Following the publication of the Institute for Voluntary Action Research's New principles for grant reporting, Esmée's CEO Caroline Mason explains below why our current grant reporting systems are not fit for purpose, why this matters, and how we could change them for the better.
How do you see reporting to funders? Part of the price a charity pays for a grant? Paperwork to be processed so that funders can get the money out of the door?
I think grant reporting is a symptom of a broken system. One where charities and social enterprises have too little say, and funders have too much. I want to show you what a better system for everyone could look like, and explain why we’ve been working together with the Institute for Voluntary Action Research (IVAR), a group of fellow funders, and some of the organisations we fund, to explore how we might start moving towards it.

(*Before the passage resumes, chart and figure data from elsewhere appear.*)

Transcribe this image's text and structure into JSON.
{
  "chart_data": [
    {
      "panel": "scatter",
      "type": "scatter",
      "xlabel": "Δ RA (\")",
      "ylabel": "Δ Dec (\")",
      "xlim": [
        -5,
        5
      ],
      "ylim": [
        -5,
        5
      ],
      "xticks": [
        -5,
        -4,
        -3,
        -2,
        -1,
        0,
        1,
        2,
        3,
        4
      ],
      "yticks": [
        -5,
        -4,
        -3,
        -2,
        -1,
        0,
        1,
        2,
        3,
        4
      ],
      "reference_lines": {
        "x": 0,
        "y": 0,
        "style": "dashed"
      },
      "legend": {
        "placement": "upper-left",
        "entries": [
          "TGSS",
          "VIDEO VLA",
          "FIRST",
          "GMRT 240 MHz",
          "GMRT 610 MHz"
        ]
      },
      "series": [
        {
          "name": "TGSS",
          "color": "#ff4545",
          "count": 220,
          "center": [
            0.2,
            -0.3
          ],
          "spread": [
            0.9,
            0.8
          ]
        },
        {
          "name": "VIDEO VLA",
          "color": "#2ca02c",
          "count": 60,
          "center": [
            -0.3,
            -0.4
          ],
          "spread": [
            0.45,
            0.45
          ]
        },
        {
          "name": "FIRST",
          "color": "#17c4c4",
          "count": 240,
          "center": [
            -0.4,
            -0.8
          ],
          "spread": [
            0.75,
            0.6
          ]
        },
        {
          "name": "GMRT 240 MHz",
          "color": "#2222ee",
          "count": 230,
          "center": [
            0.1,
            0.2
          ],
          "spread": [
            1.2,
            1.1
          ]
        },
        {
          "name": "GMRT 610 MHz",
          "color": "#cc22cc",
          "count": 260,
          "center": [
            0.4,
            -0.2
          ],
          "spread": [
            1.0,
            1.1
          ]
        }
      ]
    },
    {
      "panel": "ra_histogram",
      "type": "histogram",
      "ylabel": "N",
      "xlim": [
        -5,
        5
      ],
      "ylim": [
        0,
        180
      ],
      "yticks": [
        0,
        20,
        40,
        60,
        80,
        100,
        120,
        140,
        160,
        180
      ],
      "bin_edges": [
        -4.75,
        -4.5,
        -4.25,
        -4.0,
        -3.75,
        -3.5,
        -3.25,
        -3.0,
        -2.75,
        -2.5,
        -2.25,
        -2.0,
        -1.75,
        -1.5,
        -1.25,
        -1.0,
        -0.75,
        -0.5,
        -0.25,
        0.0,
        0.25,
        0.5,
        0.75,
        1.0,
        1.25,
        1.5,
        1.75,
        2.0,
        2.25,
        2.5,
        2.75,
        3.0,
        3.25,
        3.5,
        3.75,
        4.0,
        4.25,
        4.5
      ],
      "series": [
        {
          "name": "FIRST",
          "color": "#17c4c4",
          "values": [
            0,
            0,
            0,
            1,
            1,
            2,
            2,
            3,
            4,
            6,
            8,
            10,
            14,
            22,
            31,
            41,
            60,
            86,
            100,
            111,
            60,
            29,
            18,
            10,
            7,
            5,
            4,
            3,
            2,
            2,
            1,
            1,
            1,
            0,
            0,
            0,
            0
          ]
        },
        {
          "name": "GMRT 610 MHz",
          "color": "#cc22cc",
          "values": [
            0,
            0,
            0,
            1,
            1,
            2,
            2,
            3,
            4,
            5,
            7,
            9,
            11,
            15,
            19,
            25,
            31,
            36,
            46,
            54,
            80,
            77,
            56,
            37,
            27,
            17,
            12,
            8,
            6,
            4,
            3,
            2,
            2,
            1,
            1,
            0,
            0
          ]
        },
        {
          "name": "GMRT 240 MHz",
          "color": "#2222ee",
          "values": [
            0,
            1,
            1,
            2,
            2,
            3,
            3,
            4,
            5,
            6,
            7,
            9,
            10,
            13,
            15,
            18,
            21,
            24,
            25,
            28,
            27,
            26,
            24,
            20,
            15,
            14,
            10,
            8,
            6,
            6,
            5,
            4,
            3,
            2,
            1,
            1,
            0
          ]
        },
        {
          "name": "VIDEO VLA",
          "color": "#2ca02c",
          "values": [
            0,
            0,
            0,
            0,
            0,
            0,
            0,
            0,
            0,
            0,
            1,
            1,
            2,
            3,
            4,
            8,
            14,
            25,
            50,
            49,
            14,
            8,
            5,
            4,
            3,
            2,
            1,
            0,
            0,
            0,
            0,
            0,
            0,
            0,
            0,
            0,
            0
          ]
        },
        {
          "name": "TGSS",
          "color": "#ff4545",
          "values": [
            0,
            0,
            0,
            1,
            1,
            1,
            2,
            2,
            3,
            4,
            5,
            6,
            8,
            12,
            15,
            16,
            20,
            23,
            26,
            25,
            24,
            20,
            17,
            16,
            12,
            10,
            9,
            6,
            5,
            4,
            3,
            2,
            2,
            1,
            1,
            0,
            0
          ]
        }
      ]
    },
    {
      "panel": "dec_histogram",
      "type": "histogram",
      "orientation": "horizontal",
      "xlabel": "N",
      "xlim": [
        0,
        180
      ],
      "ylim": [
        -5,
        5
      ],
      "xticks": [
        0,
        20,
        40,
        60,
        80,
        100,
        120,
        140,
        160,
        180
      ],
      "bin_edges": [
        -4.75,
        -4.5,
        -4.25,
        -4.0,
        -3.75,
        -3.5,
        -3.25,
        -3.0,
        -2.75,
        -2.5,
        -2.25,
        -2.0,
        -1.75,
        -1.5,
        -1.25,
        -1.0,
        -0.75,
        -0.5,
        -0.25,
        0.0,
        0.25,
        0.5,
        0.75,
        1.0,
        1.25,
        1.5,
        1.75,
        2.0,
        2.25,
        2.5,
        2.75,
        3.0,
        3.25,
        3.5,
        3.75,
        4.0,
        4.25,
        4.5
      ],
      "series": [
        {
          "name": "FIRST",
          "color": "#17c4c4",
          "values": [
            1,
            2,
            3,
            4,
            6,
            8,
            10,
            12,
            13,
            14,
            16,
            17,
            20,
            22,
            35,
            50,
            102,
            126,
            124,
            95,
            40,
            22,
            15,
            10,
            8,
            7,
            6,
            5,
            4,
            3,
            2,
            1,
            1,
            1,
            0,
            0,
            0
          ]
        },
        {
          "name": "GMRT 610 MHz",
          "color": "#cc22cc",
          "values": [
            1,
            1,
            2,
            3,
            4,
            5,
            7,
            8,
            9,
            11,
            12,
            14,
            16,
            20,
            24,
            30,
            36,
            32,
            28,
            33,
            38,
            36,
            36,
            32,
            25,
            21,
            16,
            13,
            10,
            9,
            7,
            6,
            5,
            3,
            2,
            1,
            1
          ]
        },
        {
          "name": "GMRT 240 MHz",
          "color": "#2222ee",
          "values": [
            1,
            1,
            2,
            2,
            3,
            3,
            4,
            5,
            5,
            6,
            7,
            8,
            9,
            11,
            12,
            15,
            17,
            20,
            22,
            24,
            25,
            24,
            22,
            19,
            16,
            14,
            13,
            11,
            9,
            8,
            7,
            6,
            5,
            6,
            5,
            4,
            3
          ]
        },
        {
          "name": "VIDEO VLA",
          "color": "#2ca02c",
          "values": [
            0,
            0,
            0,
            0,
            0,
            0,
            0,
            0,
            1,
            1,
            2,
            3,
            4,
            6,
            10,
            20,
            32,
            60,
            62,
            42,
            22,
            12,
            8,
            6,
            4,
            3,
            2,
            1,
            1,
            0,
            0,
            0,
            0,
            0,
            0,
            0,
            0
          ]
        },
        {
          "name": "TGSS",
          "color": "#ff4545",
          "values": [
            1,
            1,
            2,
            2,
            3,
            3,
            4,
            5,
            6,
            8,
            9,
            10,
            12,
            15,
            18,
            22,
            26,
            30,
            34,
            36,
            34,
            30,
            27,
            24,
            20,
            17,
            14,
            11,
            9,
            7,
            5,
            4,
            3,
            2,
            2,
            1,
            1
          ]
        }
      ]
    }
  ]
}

When it comes to impact reporting, there should be a hierarchy. At the centre should be those that experience and live with the consequences of today’s issues.
A hierarchy of reporting
When it comes to impact reporting, there should be a hierarchy. At the centre should be those that experience and live with the consequences of today’s issues. Next might be the frontline workers, practitioners or staff working with the realities of them every day. After them the organisation’s Trustees or directors. Then policy makers or other decision makers who could influence the work or improve the root causes Only then, in the outer circle, come the funders. Reporting to us should be less important than to all those other groups – we are the last in that chain.
If a charity or social enterprise was able to plan and report on its progress in the way that made most sense to the most important stakeholders – its beneficiaries, staff, Trustees – it could focus time and resources on its core work, its reason for existence. It could focus energy on fulfilling its whole strategy, rather than continually breaking down that strategy into small and different pieces for various funders. After all, trusts and foundations – which are charities too – get to focus our energies without having to deal with these distortions every day.
If funders want organisations to have strong governance, we should trust the reporting that is demanded by that governance. Why would we ask for anything different to what that organisation would report to its own board? If we back a charity with our money, we should trust it to manage all the resources of that organisation, including our own contribution.
A shared conversation
When I first started as Chief Executive at Esmée Fairbairn Foundation, I was baffled by the lack of contextual data available to make grant decisions. Before 360Giving, there was no easy way to find out who was funding an issue, or location, or what other work was taking place there. This is changing, but does each funder asking for individual private reports, rather than using charities’ existing reporting, make it harder for further innovation and data sharing within the sector?
Unless we all - funders, charities, and social enterprises - see ourselves as a network, change will be slow. When we started working with IVAR on how to improve grant reporting, we wanted the organisations we fund to be in the room from the very start. We needed to question our assumptions. We thought that organisations would care about reporting forms and formats, but instead heard that they wanted to prioritise relationships and conversation. They wanted to see us, and for us to see them, as partners in creating change.
New principles
The New principles for reporting that IVAR and Esmée Fairbairn have published are not a revolution. They start from where we are, and give helpful examples of ways that funders can change what they ask of the organisations they fund, to start shifting power and accountability. You will notice that all the principles talk about actions that funders - rather than the charities or social enterprises we fund - can take. At the moment, the system is weighted completely in favour of funders, so we need to take the lead in changing that.
It is not easy to change our own culture, let alone the whole system itself. And different foundations will be on the journey at different points, but I hope we can all agree on the endgame: that reporting which strengthens the organisations we fund will ultimately make us more effective.